Cuando se estreno Cross de Iron de Sam Peckinpah, y durante muchos años después, se la consideró como una obra menor en la filmografía de este director, como una película fallida que no había sabido armonizar su mensaje pacifista con su fascinación por la representación explícita de la violencia.
Ha llovido mucho desde entonces y en lo que concierne a la representación de la violencia, hace ya mucho que las películas de Peckinpah quedaron anticuadas. No obstante, lo que sí ha quedado claro es que Cross of Iron, a pesar de sus problemas, es una de las mejores obras de este director, su última obra maestra, y que parte de la confusión que provocó en el público se debe a que se trata de una obra que cierra una época y abre otra.
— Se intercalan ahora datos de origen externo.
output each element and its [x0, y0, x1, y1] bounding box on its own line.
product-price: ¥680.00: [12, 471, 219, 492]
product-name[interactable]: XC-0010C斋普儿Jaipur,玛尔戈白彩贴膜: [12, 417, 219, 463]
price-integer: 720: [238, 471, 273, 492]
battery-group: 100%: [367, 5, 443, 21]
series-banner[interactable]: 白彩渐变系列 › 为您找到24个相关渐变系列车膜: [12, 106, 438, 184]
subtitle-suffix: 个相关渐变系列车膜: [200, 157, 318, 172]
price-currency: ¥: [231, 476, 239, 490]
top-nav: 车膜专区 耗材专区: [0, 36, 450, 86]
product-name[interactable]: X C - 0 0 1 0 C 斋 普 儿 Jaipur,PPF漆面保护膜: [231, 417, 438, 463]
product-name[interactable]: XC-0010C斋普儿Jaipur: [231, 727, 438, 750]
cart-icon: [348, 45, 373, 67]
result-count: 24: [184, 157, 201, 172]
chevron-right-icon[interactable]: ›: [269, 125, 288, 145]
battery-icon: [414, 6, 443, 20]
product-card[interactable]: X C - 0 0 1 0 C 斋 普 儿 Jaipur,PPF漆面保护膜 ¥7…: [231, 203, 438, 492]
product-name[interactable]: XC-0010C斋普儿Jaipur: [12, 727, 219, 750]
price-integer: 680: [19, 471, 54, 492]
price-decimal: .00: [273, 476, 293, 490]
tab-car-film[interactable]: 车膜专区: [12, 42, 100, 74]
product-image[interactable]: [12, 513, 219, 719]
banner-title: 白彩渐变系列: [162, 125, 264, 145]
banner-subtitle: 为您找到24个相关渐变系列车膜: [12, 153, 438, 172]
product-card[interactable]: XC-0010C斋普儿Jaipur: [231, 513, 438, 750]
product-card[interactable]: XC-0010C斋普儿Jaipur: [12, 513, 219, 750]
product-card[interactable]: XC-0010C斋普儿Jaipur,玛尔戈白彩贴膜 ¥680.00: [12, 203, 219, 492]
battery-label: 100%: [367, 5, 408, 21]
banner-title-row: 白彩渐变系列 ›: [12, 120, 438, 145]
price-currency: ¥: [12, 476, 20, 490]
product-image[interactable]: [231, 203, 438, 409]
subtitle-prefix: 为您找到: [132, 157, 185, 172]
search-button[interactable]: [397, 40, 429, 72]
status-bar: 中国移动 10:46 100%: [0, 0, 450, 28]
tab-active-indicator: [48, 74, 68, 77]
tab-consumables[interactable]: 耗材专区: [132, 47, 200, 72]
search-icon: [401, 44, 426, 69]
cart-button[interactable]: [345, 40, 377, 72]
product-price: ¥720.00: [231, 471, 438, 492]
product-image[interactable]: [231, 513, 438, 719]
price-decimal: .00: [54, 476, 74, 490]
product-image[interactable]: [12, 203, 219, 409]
Como ya he dicho antes, se trata de una película pacifista que representa la violencia, el horror indescriptible del combate, sin recubrirlo con ningún tipo de tapujos, excusas, glorificaciones o romanticismos. En ella, la guerra no es más que un matadero universal, donde ninguna muerte tiene sentido o utilidad, excepto la de sobrevivir un poco más, junto a los camaradas que te han tocado. Una experiencia que no sólo afecta al cuerpo, sino también a la muerte, convirtiendo a los soldados en parias cuyas experiencias les impedirán volver a la vida normal, incapaces de olvidar el horror que han vivido y del cual el resto del mundo no tiene ni idea.
Un mundo exterior, el de la paz, que a pesar de su lejanía, sigue influyendo sobre el microcosmos de muerte y destrucción de los soldados, ya que las diferencias de clase y de riqueza, se reproducen en el estamento militar, otorgando poder absoluto a aquellos que ya lo tenían en la vida civil, y argumentando su repulsa a los conflictos no sólo en su condición de asesinato masivo, sino en su aspecto Clauseviano de continuación de la política por otros medios, según la cual los más pobres e indefensos, tienen que morir para defender la posición y los privilegios de otros, aspectos perfectamente reflejados en la cinta.
En ese sentido se une a una larga tradición cinematográfica de obras que rechazan frontalmente la guerra y cuyo único defecto, que las hace extrañas y lejanas al público real, era que las costumbres de la época impedían mostrar en todo su realismo los efectos que la munición y las bombas tienen sobre el cuerpo humano. Tras ella, todas las películas de guerra, excepto unas cuantas excepciones que no hace falta les recuerdem, han competido por ir un poco más en ese naturalismo, olvidando la denuncia de los efectos y las causas de las guerras, y deviniendo en relato de hazañas bélicas o glorificación de banderas, países y políticas concretas.
Esas banderas, ese uniforme, ésos grados militares, ese ejército en resumen, que Steiner odia con todo su corazón y que le lleva siempre a estar al borde de la insubordinación, tolerada por sus capacidades de combate. Una división interior, entre lo que piensa y lo que se ve obligado a hacer, que poco a poco le va conduciendo a la tierra de nadie, a desertar del ejército y despojarse de todas las mentiras y falsedades asociadas a vestir ese uniforme.
Para ser nuevamente libre y realizar un último acto de nobleza, aunque sea por un breve instante, antes de morir.